Like the Great Depression, the Great Recession is a turning point for the American economy generally and the housing sector specifically.  Simply put, there will be no return to normal since what preceded the recession was anything but normal

It is not sufficient to simply clean up the mess and move on.  We need to deliberately, purposefully engage in a broader restructuring of housing policy that aligns with profound demographic, environmental and economic changes underway in our country.

We must, in short, ensure that the Great Recession is followed by a “Great Housing Rebalance.”

I believe this rebalancing should have three central components.

First, we must drive a rebalancing between homeownership and rental housing.  As HUD Secretary Shaun Donovan said in congressional testimony last year, “The crisis reaffirmed the need to achieve a better balance between ownership and rental housing and to provide more options—and better options—for families.”  He is absolutely on target.   Current policy has distorted tenure choices in the United States.  That needs to change to align housing policy and production with the demographic transformation underway in the nation. 
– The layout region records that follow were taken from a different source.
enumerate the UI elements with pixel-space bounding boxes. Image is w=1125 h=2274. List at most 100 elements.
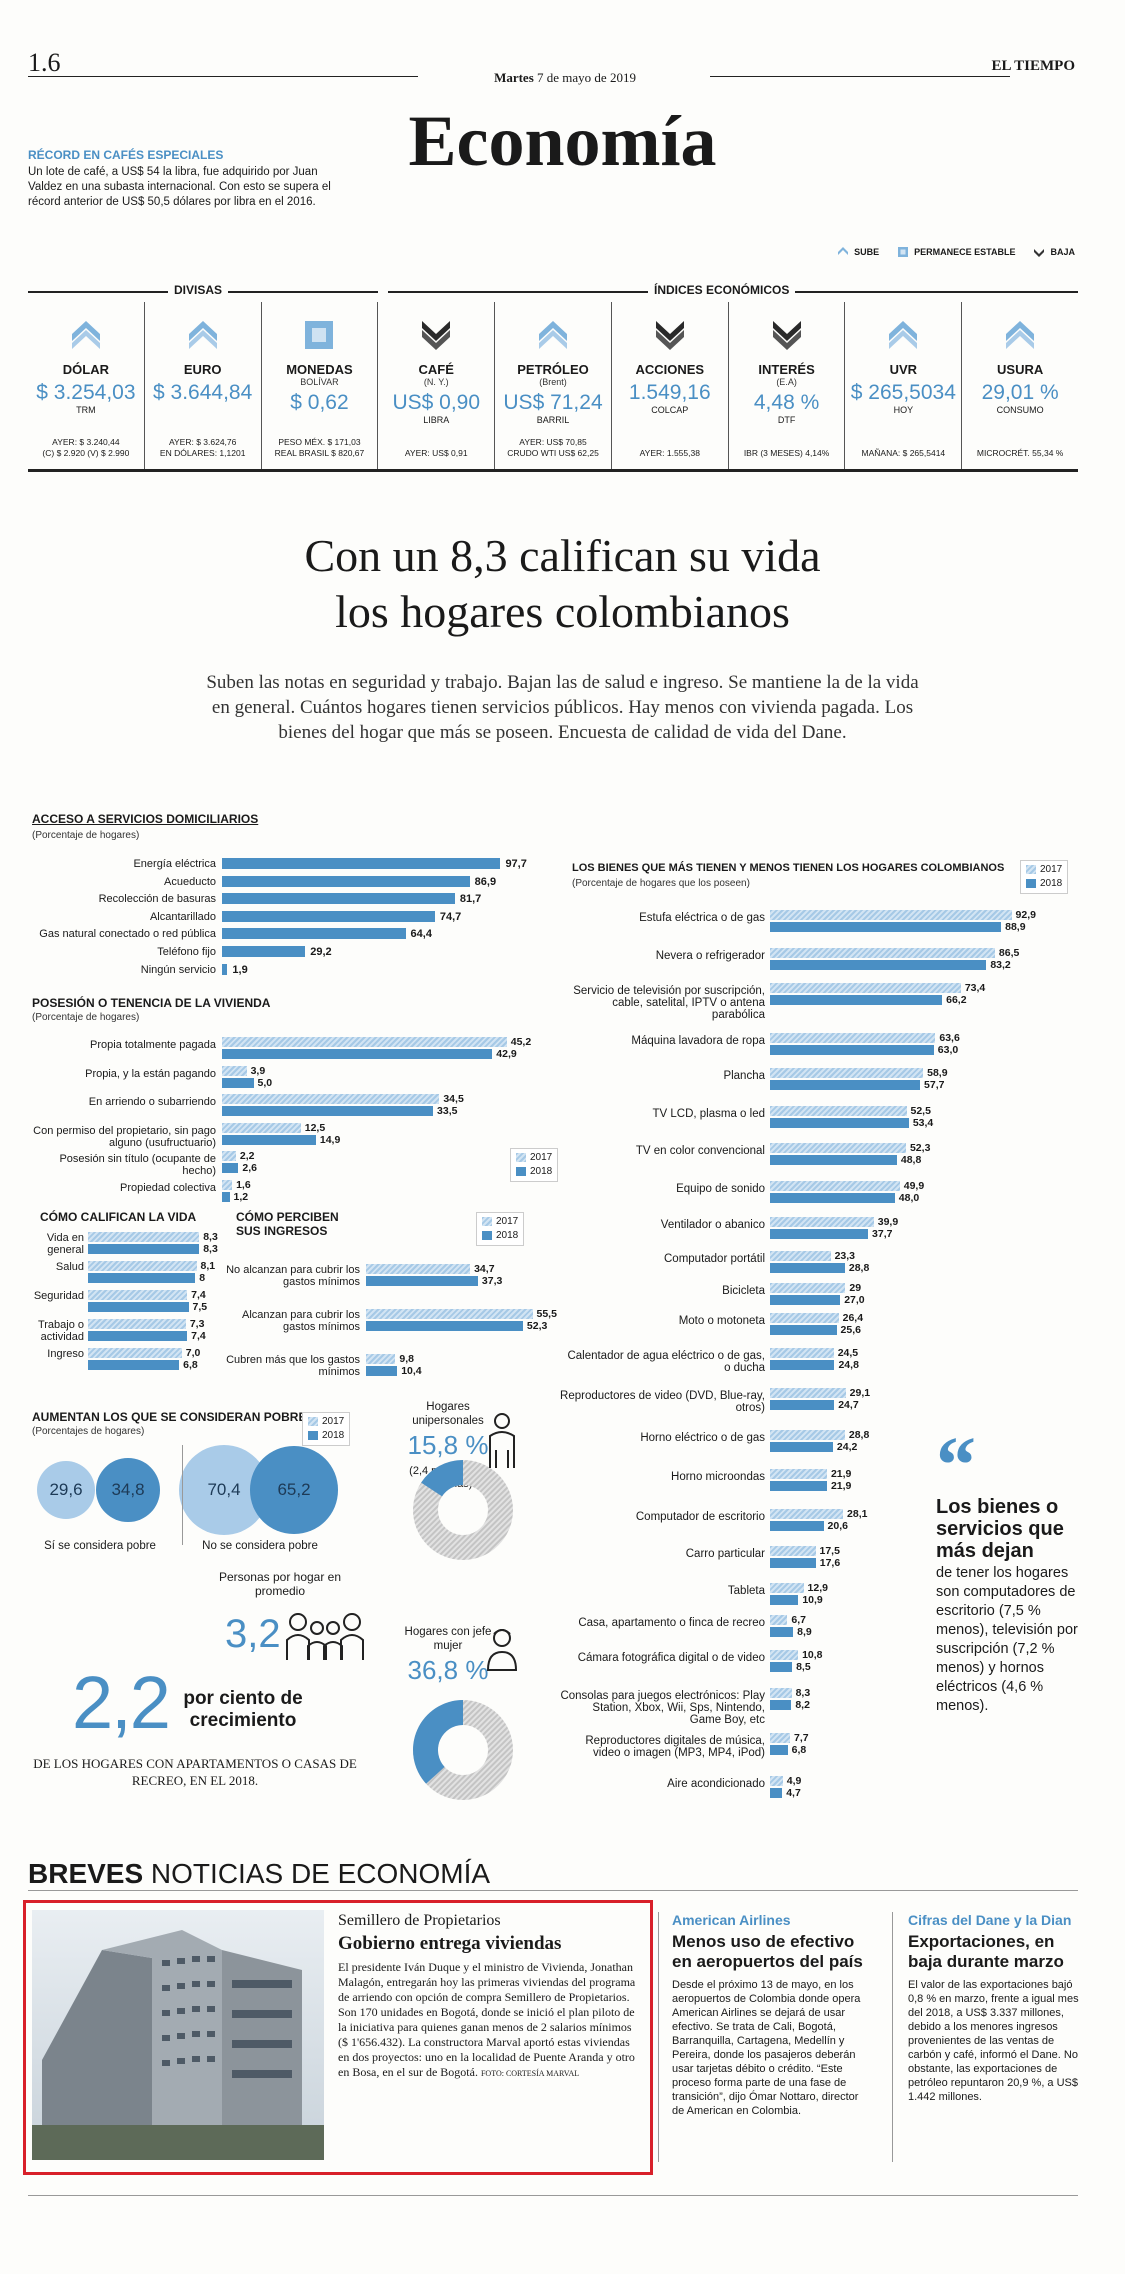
index-foot: AYER: 1.555,38 bbox=[639, 448, 700, 458]
bar-2017 bbox=[770, 1430, 845, 1440]
growth-label: por ciento de crecimiento bbox=[183, 1688, 303, 1731]
bubble-label: Sí se considera pobre bbox=[44, 1540, 156, 1552]
donut-slice bbox=[421, 1460, 463, 1497]
index-euro: EURO $ 3.644,84 AYER: $ 3.624,76 EN DÓLAR… bbox=[145, 302, 262, 469]
brief-3-headline: Exportaciones, en baja durante marzo bbox=[908, 1932, 1064, 1971]
index-name: CAFÉ bbox=[418, 362, 454, 377]
chart-title: POSESIÓN O TENENCIA DE LA VIVIENDA bbox=[32, 996, 271, 1010]
bar bbox=[222, 858, 501, 869]
section-title: Economía bbox=[408, 101, 717, 181]
bar-label: Cubren más que los gastos mínimos bbox=[226, 1354, 360, 1378]
bar-value: 45,2 bbox=[510, 1036, 532, 1048]
bar-label: Servicio de televisión por suscripción, … bbox=[573, 985, 765, 1021]
brief-2-kicker: American Airlines bbox=[672, 1912, 791, 1928]
bar-2017 bbox=[88, 1261, 197, 1271]
bar-2017 bbox=[222, 1094, 440, 1104]
bar-value: 8 bbox=[199, 1272, 206, 1284]
bar-value: 58,9 bbox=[927, 1067, 948, 1079]
bar-value: 24,7 bbox=[838, 1399, 859, 1411]
bar-2017 bbox=[366, 1309, 533, 1319]
bar-label: Ingreso bbox=[47, 1348, 84, 1360]
donut-title: Hogares unipersonales bbox=[412, 1401, 484, 1427]
bar-value: 24,5 bbox=[837, 1347, 859, 1359]
bar-value: 33,5 bbox=[437, 1105, 458, 1117]
bar-value: 2,2 bbox=[239, 1150, 255, 1162]
bottom-rule bbox=[28, 2195, 1078, 2196]
bar-label: Plancha bbox=[723, 1070, 765, 1082]
bar-value: 86,5 bbox=[998, 947, 1020, 959]
bar-value: 7,0 bbox=[185, 1347, 201, 1359]
bar-value: 6,8 bbox=[791, 1744, 807, 1756]
bar-2018 bbox=[770, 1118, 909, 1128]
bar-2017 bbox=[770, 1583, 804, 1593]
woman-icon bbox=[484, 1628, 520, 1677]
index-name: MONEDAS bbox=[286, 362, 353, 377]
bar-value: 8,3 bbox=[203, 1243, 218, 1255]
indices-heading: ÍNDICES ECONÓMICOS bbox=[648, 283, 796, 297]
bar-value: 10,8 bbox=[802, 1649, 823, 1661]
bar-label: Recolección de basuras bbox=[98, 893, 216, 906]
donut-value: 15,8 % bbox=[407, 1430, 489, 1460]
newspaper-name: EL TIEMPO bbox=[991, 58, 1076, 74]
year-legend: 2017 2018 bbox=[476, 1212, 525, 1246]
bar-value: 55,5 bbox=[536, 1308, 557, 1320]
bar-2018 bbox=[770, 1662, 793, 1672]
bar-value: 24,2 bbox=[836, 1441, 858, 1453]
bar-2017 bbox=[770, 1688, 792, 1698]
bar-value: 23,3 bbox=[834, 1250, 856, 1262]
index-unit: TRM bbox=[76, 405, 96, 415]
bar-2018 bbox=[770, 1442, 833, 1452]
index-value: $ 3.254,03 bbox=[36, 381, 136, 404]
header-rule bbox=[28, 76, 418, 77]
brief-1-headline: Gobierno entrega viviendas bbox=[338, 1933, 562, 1954]
bar-2018 bbox=[222, 1049, 493, 1059]
growth-value: 2,2 bbox=[72, 1661, 171, 1744]
bar-2017 bbox=[366, 1264, 471, 1274]
bar-label: Alcanzan para cubrir los gastos mínimos bbox=[241, 1309, 360, 1333]
bar-value: 63,0 bbox=[937, 1044, 959, 1056]
index-name: EURO bbox=[183, 362, 222, 377]
bar-value: 21,9 bbox=[830, 1480, 852, 1492]
bar-value: 8,2 bbox=[795, 1699, 810, 1711]
bar-2017 bbox=[88, 1232, 200, 1242]
bar-label: Nevera o refrigerador bbox=[655, 950, 765, 962]
bar-2017 bbox=[770, 1106, 907, 1116]
chart-subtitle: (Porcentaje de hogares) bbox=[32, 830, 140, 841]
bar-2018 bbox=[770, 1595, 799, 1605]
record-title: RÉCORD EN CAFÉS ESPECIALES bbox=[28, 148, 224, 162]
bar-value: 37,7 bbox=[872, 1228, 893, 1240]
bar-value: 97,7 bbox=[505, 858, 527, 870]
bar-value: 26,4 bbox=[842, 1312, 864, 1324]
bar-value: 21,9 bbox=[830, 1468, 852, 1480]
bar-value: 52,3 bbox=[909, 1142, 931, 1154]
bar-2018 bbox=[366, 1366, 398, 1376]
highlight-frame bbox=[23, 1900, 653, 2175]
bar-2017 bbox=[770, 1469, 827, 1479]
bar-value: 64,4 bbox=[410, 928, 432, 941]
bar-2017 bbox=[770, 1217, 874, 1227]
bar-value: 24,8 bbox=[838, 1359, 859, 1371]
index-unit: DTF bbox=[777, 415, 796, 425]
index-uvr: UVR $ 265,5034 HOY MAÑANA: $ 265,5414 bbox=[845, 302, 963, 469]
bar-label: Horno microondas bbox=[671, 1471, 765, 1483]
index-unit: COLCAP bbox=[651, 405, 689, 415]
bar-value: 73,4 bbox=[964, 982, 986, 994]
bar-value: 12,9 bbox=[807, 1582, 828, 1594]
bar-2017 bbox=[770, 1143, 906, 1153]
bar bbox=[222, 910, 435, 922]
bar-2017 bbox=[770, 1068, 924, 1078]
index-value: $ 3.644,84 bbox=[153, 381, 253, 404]
index-sub: (Brent) bbox=[539, 377, 567, 387]
briefs-title-rest: NOTICIAS DE ECONOMÍA bbox=[143, 1858, 491, 1889]
record-text: Un lote de café, a US$ 54 la libra, fue … bbox=[28, 166, 331, 208]
bar-label: Propiedad colectiva bbox=[119, 1181, 216, 1194]
arrow-up-icon bbox=[69, 318, 103, 352]
bar-2018 bbox=[770, 1229, 869, 1239]
bar-2018 bbox=[770, 1788, 783, 1798]
bar-2018 bbox=[222, 1191, 230, 1202]
date-day: Martes bbox=[494, 70, 534, 85]
index-unit: BARRIL bbox=[536, 415, 570, 425]
bar-label: Propia totalmente pagada bbox=[90, 1039, 216, 1051]
bar-2018 bbox=[366, 1321, 523, 1331]
bar-label: Vida en general bbox=[46, 1232, 84, 1256]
Second, we must drive a rebalancing between housing and the environment, at the scale of both individual buildings and the built environment writ large.  Residential housing and the built environment are major contributors to energy consumption and global warming.  It is inconceivable that we can meet new energy and environmental imperatives unless we rewire the housing sector and development patterns more broadly for reduced energy. 

And, finally, we must drive a rebalancing between the housing sector and the productive, trade-able sectors of our economy.  The Great Recession has been a wake up call for this nation.  It revealed an economy dangerously out of whack, characterized by debt, frenzied with consumption, where housing became a leading rather than derivative sector. 

We must now move to an economy that is driven by exports, powered by low carbon, fueled with innovation, and rich with opportunity.  We must make things again in the U.S.

Housing will necessarily take a secondary, more appropriate role in this next economy.  But this doesn’t mean that housing outcomes will worsen.  In fact, just the opposite.  If we build a productive and sustainable economy, more people will be employed with better wages and more decent benefits.  If anything, the housing outcomes should be improved.

As a recent Wall Street Journal op-ed put it:  “American policymakers got it backwards: In the long run, jobs support housing, not the other way around.”

Achieving this “Great Rebalance” will require major shifts in policy and dramatic change in how markets function.  Positive steps are already underway and smart proposals are under consideration.   But make no mistake.  To do what I am proposing will require some significant reforms to some of the most sacred elements of housing policy, including the mortgage interest deduction.